🤖 AI Summary
This work addresses the challenge of attributing SLA violations in multi-vendor 6G networks, where AI-driven closed-loop orchestration lacks transparency and auditability. To tackle this, the authors propose a hybrid framework integrating responsible AI (RAI) game-theoretic principles with stochastic optimization, embedding fairness, robustness, and auditability directly into the network control loop. The framework employs dynamic adversarial reweighting and probabilistic exploration to adaptively adjust decision weights across vendor domains while logging AI decision trajectories to establish a dual-layer accountability mechanism at both user and operator levels. Experimental results on synthetic datasets demonstrate that the approach improves worst-group accuracy by 10.5% (reaching 60.5%), achieves an average accuracy of 72.7%, and enables precise attribution of 99% of SLA violations to specific AI entities, significantly outperforming RAI-GA and ERM baselines.
📝 Abstract
The convergence of AI and 6G network automation introduces new challenges in maintaining transparency, fairness, and accountability across multivendor management systems.

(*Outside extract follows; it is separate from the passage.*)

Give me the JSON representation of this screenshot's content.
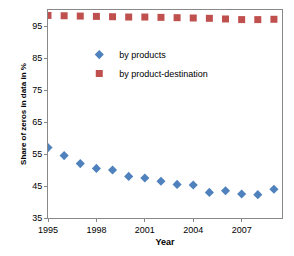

Although closed-loop AI orchestration improves adaptability and self-optimization, it also creates a responsibility gap, where violations of SLAs cannot be causally attributed to specific agents or vendors. This paper presents a hybrid responsible AI-stochastic learning framework that embeds fairness, robustness, and auditability directly into the network control loop. The framework integrates RAI games with stochastic optimization, enabling dynamic adversarial reweighting and probabilistic exploration across heterogeneous vendor domains. An RAAP continuously records AI-driven decision trajectories and produces dual accountability reports: user-level SLA summaries and operator-level responsibility analytics. Experimental evaluations on synthetic two-class multigroup datasets demonstrate that the proposed hybrid model improves the accuracy of the worst group by up to 10.5\%. Specifically, hybrid RAI achieved a WGAcc of 60.5\% and an AvgAcc of 72.7\%, outperforming traditional RAI-GA (50.0\%) and ERM (21.5\%). The audit mechanism successfully traced 99\% simulated SLA violations to the AI entities responsible, producing both vendor and agent-level accountability indices. These results confirm that the proposed hybrid approach enhances fairness and robustness as well as establishes a concrete accountability framework for autonomous SLA assurance in multivendor 6G networks.